Dalam keputusan residen Republik Indonesia Nomor 32 Tahun 1979 tentang pokok-pokok kebijaksanaandalam rangka pemberian hak baru atas tanah asal konversi hak-hak barat, bagi penggarap yang telah menguasai dan mengolah tanah garapannya dapat mengajukan dirinya untuk diberikan hak baru apabila memenuhi syarat-syarat.

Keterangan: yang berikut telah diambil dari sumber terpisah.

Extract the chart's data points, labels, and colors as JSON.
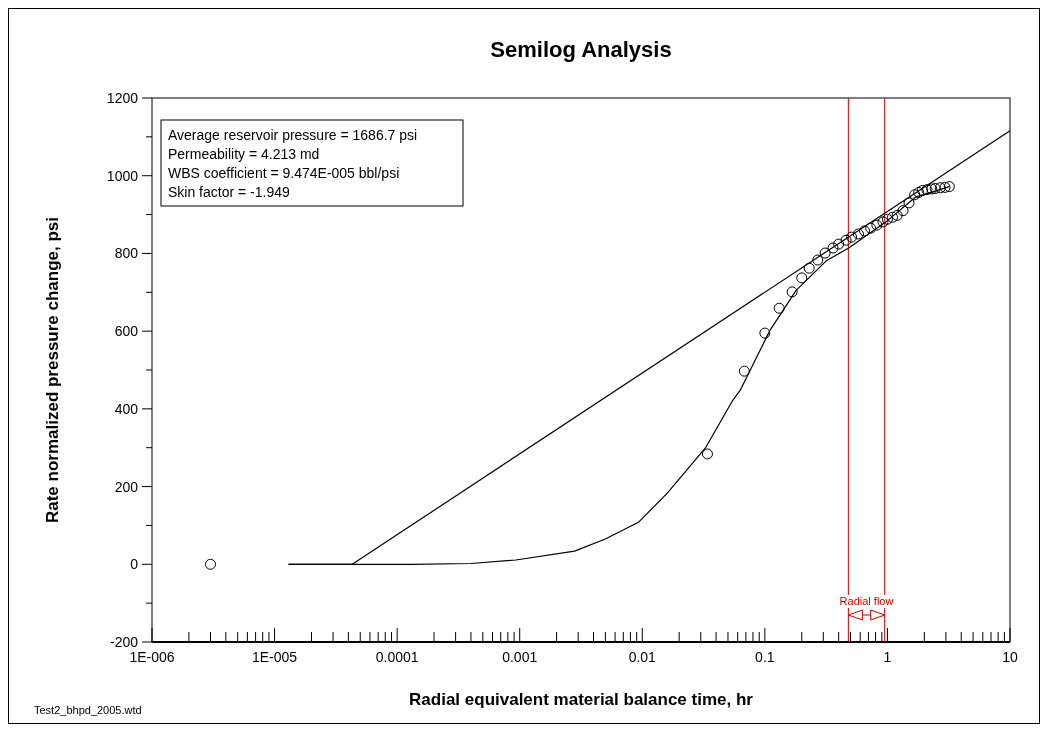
{
  "chart_data": {
    "type": "scatter",
    "title": "Semilog Analysis",
    "xlabel": "Radial equivalent material balance time, hr",
    "ylabel": "Rate normalized pressure change, psi",
    "log": "x",
    "marker": "circle",
    "xlim": [
      1e-06,
      10
    ],
    "ylim": [
      -200,
      1200
    ],
    "xticks": [
      {
        "value": 1e-06,
        "label": "1E-006"
      },
      {
        "value": 2e-06,
        "label": null
      },
      {
        "value": 3e-06,
        "label": null
      },
      {
        "value": 4e-06,
        "label": null
      },
      {
        "value": 5e-06,
        "label": null
      },
      {
        "value": 6e-06,
        "label": null
      },
      {
        "value": 7e-06,
        "label": null
      },
      {
        "value": 8e-06,
        "label": null
      },
      {
        "value": 9e-06,
        "label": null
      },
      {
        "value": 1e-05,
        "label": "1E-005"
      },
      {
        "value": 2e-05,
        "label": null
      },
      {
        "value": 3e-05,
        "label": null
      },
      {
        "value": 4e-05,
        "label": null
      },
      {
        "value": 5e-05,
        "label": null
      },
      {
        "value": 6e-05,
        "label": null
      },
      {
        "value": 7e-05,
        "label": null
      },
      {
        "value": 8e-05,
        "label": null
      },
      {
        "value": 9e-05,
        "label": null
      },
      0.0001,
      {
        "value": 0.0002,
        "label": null
      },
      {
        "value": 0.0003,
        "label": null
      },
      {
        "value": 0.0004,
        "label": null
      },
      {
        "value": 0.0005,
        "label": null
      },
      {
        "value": 0.0006,
        "label": null
      },
      {
        "value": 0.0007,
        "label": null
      },
      {
        "value": 0.0008,
        "label": null
      },
      {
        "value": 0.0009,
        "label": null
      },
      0.001,
      {
        "value": 0.002,
        "label": null
      },
      {
        "value": 0.003,
        "label": null
      },
      {
        "value": 0.004,
        "label": null
      },
      {
        "value": 0.005,
        "label": null
      },
      {
        "value": 0.006,
        "label": null
      },
      {
        "value": 0.007,
        "label": null
      },
      {
        "value": 0.008,
        "label": null
      },
      {
        "value": 0.009,
        "label": null
      },
      0.01,
      {
        "value": 0.02,
        "label": null
      },
      {
        "value": 0.03,
        "label": null
      },
      {
        "value": 0.04,
        "label": null
      },
      {
        "value": 0.05,
        "label": null
      },
      {
        "value": 0.06,
        "label": null
      },
      {
        "value": 0.07,
        "label": null
      },
      {
        "value": 0.08,
        "label": null
      },
      {
        "value": 0.09,
        "label": null
      },
      0.1,
      {
        "value": 0.2,
        "label": null
      },
      {
        "value": 0.3,
        "label": null
      },
      {
        "value": 0.4,
        "label": null
      },
      {
        "value": 0.5,
        "label": null
      },
      {
        "value": 0.6,
        "label": null
      },
      {
        "value": 0.7,
        "label": null
      },
      {
        "value": 0.8,
        "label": null
      },
      {
        "value": 0.9,
        "label": null
      },
      1,
      {
        "value": 2,
        "label": null
      },
      {
        "value": 3,
        "label": null
      },
      {
        "value": 4,
        "label": null
      },
      {
        "value": 5,
        "label": null
      },
      {
        "value": 6,
        "label": null
      },
      {
        "value": 7,
        "label": null
      },
      {
        "value": 8,
        "label": null
      },
      {
        "value": 9,
        "label": null
      },
      10
    ],
    "yticks": [
      -200,
      {
        "value": -100,
        "label": null
      },
      0,
      {
        "value": 100,
        "label": null
      },
      200,
      {
        "value": 300,
        "label": null
      },
      400,
      {
        "value": 500,
        "label": null
      },
      600,
      {
        "value": 700,
        "label": null
      },
      800,
      {
        "value": 900,
        "label": null
      },
      1000,
      {
        "value": 1100,
        "label": null
      },
      1200
    ],
    "series": [
      {
        "type": "line",
        "color": "#000000",
        "line_style": "solid",
        "marker": "none",
        "x": [
          1.3e-05,
          0.00013,
          0.0004,
          0.00093,
          0.0028,
          0.005,
          0.0093,
          0.016,
          0.033,
          0.054,
          0.063,
          0.11,
          0.18,
          0.32,
          0.49,
          0.96,
          1.7,
          3.2
        ],
        "values": [
          0,
          0,
          2,
          11,
          34,
          65,
          108,
          183,
          301,
          419,
          448,
          602,
          705,
          782,
          815,
          880,
          945,
          972
        ]
      },
      {
        "type": "line",
        "color": "#000000",
        "line_style": "solid",
        "marker": "none",
        "x": [
          1.3e-05,
          4.3e-05,
          10
        ],
        "values": [
          0,
          0,
          1116
        ]
      },
      {
        "color": "#000000",
        "x": [
          3e-06,
          0.034,
          0.068,
          0.1,
          0.131,
          0.167,
          0.2,
          0.23,
          0.27,
          0.31,
          0.36,
          0.4,
          0.46,
          0.51,
          0.58,
          0.65,
          0.73,
          0.82,
          0.92,
          1.0,
          1.1,
          1.2,
          1.34,
          1.5,
          1.67,
          1.8,
          1.93,
          2.1,
          2.3,
          2.45,
          2.7,
          2.95,
          3.2
        ],
        "values": [
          0,
          284,
          497,
          595,
          659,
          701,
          737,
          762,
          783,
          801,
          814,
          824,
          834,
          842,
          850,
          858,
          865,
          873,
          881,
          888,
          893,
          898,
          910,
          930,
          951,
          957,
          962,
          964,
          966,
          967,
          969,
          970,
          972
        ]
      }
    ],
    "ref_lines": [
      {
        "axis": "x",
        "value": 0.48,
        "color": "#cc0000"
      },
      {
        "axis": "x",
        "value": 0.95,
        "color": "#cc0000"
      }
    ],
    "annotations": [
      "Average reservoir pressure = 1686.7 psi\nPermeability = 4.213 md\nWBS coefficient = 9.474E-005 bbl/psi\nSkin factor = -1.949",
      "Test2_bhpd_2005.wtd",
      "Radial flow"
    ]
  }
}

Dengan demikian, Tanah garapan yang tidak memiliki hak milik diatasnya seharusnya didaftarkan kepemilikannya ke Kantor Pertanahan setempat. Pendaftaran tersebut dilakukan guna menghindari adanya pengambilan hak tanah oleh pihak lain yang memiliki kepentingan diatas tanah. Adapun prosedur pendaftaran tanah garapan menjadi tanah hak milik sama seperti kegiatan pendaftaran tanah untuk pertama kali yang diatur dalam Pasal 12 PP 24/1997, meliputi: pengumpulan dan pengolahan data fisik; pembuktian hak dan pembukuannya; penerbitan sertifikat; penyajian data fisik dan yuridis dan penyampaian daftar umum dan dokumen
Hal yang harus diperhatikan sebelum melakukan prosedur melalui BPN (Badan Pertanahan Nasional) adalah mengetahui kesesuaian peruntukan tanah tersebut dengan rencana tata ruang daerah tanah tersebut melalui kelurahan, kantor desa, atau kecamatan. Dan dalam hal tanah garapan yang belum dilekati dengan sesuatu hak harus dipastikan terlebih dahulu melalui kantor desa atau kelurahan tanah tersebut bahwa tanah tersebut memang belum pernah didaftarkan sebelumnya oleh orang atau badan hukum lain.
Mengenai biaya pendaftaran tanah garapan tersebut tergantung wilayah dan luas tanah.Karena biaya masing-masing wilayah di Indonesia berbeda.Jadi ada baiknya bilaAnda mendatangi kantor PPAT/ kantor BPN dimana tanah tersebut berada.